Quale simbolo hanno
pensato di colpire, a Brindisi, attaccando una scuola, uccidendo e ferendo
tante ragazze? Difese unicamente dal loro sorriso, dalla loro speranza.
Fiduciose nel futuro e nella società forse più di qualunque adulto. Me lo
chiedo mentre ricordo la mia esperienza, e quella di migliaia di altri
studenti, quando negli anni ’60 frequentavamo, da pendolari, le scuole
superiori o l’università, a Sassari. Procedendo lungo un tortuoso nastro
d'asfalto, che unisce Osilo alla città, i nostri volti erano al solito
allegramente illuminati da canzoni come fossero bandiere, ma anche dai nostri
libri, quasi sorpresi di poterli possedere. Ogni giorno di più mi ritrovavo
felice e orgoglioso di far parte di questa timida avanguardia, una sorta di
nuova infanzia: quella di un paese dopo antiche rassegnazioni.

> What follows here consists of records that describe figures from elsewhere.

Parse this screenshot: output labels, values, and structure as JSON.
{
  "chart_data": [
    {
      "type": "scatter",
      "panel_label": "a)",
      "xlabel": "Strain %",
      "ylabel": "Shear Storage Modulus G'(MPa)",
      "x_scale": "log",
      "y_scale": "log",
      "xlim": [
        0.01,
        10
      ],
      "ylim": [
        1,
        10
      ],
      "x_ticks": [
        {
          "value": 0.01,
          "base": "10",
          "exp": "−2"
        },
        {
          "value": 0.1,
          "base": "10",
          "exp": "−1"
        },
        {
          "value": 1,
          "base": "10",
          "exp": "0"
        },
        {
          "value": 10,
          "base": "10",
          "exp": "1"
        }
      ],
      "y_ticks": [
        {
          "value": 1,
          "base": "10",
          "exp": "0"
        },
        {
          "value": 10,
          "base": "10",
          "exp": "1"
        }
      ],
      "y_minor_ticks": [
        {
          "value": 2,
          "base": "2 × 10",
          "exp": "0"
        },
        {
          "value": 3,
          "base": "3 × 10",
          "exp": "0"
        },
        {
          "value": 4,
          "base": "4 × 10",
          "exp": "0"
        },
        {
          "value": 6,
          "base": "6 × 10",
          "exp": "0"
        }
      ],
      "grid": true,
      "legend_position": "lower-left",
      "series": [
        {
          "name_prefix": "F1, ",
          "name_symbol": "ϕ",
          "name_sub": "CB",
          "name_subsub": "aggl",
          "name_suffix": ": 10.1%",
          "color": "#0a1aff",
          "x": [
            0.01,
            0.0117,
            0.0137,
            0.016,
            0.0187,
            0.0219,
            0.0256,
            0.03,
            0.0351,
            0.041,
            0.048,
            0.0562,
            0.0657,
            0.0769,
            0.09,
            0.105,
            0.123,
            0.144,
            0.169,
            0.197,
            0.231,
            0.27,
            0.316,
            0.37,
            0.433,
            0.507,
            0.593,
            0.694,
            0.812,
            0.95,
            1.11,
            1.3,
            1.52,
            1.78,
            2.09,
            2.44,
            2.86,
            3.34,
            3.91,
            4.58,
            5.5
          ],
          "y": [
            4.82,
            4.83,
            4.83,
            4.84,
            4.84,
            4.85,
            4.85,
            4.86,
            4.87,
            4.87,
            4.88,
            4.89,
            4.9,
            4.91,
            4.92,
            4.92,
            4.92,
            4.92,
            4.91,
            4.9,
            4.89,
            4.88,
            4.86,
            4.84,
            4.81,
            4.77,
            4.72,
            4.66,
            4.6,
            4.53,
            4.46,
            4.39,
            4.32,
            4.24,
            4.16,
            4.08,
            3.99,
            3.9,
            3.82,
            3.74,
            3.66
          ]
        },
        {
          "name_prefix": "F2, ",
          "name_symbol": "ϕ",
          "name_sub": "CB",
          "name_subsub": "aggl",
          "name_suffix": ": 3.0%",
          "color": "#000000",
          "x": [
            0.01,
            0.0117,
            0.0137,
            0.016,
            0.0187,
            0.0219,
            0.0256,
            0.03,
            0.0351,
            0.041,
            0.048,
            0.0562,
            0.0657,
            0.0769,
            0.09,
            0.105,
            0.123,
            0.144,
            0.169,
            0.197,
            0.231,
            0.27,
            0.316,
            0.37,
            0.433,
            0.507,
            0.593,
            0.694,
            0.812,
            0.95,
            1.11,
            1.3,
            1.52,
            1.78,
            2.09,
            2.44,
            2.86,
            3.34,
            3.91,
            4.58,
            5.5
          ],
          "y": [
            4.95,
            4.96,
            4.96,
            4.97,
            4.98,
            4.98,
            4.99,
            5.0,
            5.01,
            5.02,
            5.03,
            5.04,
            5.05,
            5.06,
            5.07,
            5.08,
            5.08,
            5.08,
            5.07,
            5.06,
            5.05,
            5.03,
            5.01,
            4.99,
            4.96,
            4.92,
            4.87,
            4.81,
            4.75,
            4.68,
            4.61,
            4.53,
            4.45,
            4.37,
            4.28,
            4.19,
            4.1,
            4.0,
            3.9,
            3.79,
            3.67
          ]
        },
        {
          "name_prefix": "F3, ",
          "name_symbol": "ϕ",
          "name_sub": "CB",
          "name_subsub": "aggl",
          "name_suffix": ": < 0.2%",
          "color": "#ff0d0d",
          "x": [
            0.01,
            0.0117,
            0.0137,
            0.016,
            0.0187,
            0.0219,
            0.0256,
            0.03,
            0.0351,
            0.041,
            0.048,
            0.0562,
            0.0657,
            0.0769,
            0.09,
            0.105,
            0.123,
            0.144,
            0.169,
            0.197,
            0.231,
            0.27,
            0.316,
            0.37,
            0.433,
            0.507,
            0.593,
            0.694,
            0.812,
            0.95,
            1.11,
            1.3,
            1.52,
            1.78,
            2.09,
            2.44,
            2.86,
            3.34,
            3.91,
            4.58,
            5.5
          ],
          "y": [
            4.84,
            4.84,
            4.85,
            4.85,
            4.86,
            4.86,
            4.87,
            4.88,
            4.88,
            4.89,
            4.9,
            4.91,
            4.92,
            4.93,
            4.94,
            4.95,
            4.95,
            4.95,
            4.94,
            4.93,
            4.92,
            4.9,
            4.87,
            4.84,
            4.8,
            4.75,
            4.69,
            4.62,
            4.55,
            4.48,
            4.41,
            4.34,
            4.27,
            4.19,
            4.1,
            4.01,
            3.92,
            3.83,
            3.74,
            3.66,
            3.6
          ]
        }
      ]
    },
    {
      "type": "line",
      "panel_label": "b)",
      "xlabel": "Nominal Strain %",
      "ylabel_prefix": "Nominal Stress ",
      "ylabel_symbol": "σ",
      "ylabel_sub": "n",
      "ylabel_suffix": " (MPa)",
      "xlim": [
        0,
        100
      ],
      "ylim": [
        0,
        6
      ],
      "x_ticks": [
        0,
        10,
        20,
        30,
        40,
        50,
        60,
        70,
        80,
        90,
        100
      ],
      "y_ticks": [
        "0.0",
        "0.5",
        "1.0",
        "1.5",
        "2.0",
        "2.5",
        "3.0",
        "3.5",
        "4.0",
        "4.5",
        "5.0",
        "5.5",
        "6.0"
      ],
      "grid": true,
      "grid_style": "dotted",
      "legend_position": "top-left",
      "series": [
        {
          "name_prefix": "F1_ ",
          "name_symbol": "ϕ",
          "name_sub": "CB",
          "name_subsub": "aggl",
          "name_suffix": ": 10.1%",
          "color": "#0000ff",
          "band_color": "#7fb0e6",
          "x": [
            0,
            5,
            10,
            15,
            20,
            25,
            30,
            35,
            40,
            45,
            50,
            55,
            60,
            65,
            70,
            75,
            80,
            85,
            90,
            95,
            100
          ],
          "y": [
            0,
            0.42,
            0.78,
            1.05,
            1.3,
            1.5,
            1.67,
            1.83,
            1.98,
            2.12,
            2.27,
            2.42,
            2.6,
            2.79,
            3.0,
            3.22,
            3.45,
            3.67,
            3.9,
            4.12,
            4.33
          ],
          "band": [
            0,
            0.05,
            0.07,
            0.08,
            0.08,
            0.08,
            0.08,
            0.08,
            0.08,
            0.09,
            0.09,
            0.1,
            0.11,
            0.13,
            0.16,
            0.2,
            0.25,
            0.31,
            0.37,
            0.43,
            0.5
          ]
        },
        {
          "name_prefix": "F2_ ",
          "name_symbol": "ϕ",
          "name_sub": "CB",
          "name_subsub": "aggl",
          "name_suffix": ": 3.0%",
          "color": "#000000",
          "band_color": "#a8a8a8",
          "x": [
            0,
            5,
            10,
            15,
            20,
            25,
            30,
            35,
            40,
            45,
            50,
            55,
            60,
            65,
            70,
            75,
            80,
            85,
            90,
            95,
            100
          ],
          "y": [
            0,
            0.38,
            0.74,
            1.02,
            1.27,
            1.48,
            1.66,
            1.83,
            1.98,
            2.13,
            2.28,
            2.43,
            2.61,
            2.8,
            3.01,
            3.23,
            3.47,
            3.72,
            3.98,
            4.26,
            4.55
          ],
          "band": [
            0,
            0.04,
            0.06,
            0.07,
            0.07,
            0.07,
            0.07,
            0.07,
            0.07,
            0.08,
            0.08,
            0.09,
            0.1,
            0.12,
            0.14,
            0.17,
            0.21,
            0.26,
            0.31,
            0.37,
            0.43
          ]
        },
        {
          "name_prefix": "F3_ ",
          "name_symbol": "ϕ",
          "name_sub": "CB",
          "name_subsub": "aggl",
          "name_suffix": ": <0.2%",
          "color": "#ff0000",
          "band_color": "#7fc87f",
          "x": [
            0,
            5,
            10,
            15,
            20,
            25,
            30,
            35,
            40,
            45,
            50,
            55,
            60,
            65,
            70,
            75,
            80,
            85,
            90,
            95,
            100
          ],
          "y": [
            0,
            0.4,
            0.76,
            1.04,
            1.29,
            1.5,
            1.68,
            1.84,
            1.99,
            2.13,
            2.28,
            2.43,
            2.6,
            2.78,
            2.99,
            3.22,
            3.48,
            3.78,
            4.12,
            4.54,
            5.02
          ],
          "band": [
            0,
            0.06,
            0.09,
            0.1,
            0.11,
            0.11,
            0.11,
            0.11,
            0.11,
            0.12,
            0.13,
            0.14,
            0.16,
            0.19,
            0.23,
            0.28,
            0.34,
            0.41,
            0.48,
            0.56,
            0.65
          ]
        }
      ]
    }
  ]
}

Così che anche i
bastardi potevano sentirsi della partita, far sapere al mondo che c'erano pure
loro.
E adesso -malgrado
la notte, notte di terrore e di morte-, quegli stessi bastardi me li ritrovo
davanti per dirmi che persino la solitudine, quella dei ragazzi di oggi,
possiede il suo fuoco, gelosamente custodito, dentro l'adolescenza e il suo
viaggio, imprevedibile. Attorno a quel fuoco, allora, scalpitavano figli di
spaccapietre, di mugnai e falegnami, figli di muratori, contadini e pastori. Stretti ai loro sogni segreti, lo sguardo
alto nel tentativo di dare un calcio al passato. Anche io, come loro, pregavo che
il tempo mi concedesse di battermi ad armi pari con la vita e con il mondo.
Ma quale vita e
quale mondo certo non lo sapevo. E neppure lo sapevano le ragazze appena scese
dal pullman, a Brindisi, davanti alla loro scuola. Lo sapevamo noi, invece, o
almeno avremmo dovuto saperlo. Esserne comunque consapevoli. E proteggere la
loro innocenza, il loro futuro. Invece, da anni, la nostra scelta sembra andare
in direzione opposta: relegare la scuola, e chi la frequenta -studenti e
insegnanti-, in uno spazio sempre più angusto, insicuro, sempre meno
significante. L’abbiamo sacrificata, indebolita, quasi fiaccata, resa poco e
niente credibile. Insomma, un poco alla volta, quasi senza accorgercene, l’abbiamo
colpita nel profondo.
Ma forse non siamo
ancora riusciti a comprometterla, la scuola, a farla naufragare del tutto. I
giovani hanno risorse inimmaginabili, che a volte ignoriamo, e sottovalutiamo.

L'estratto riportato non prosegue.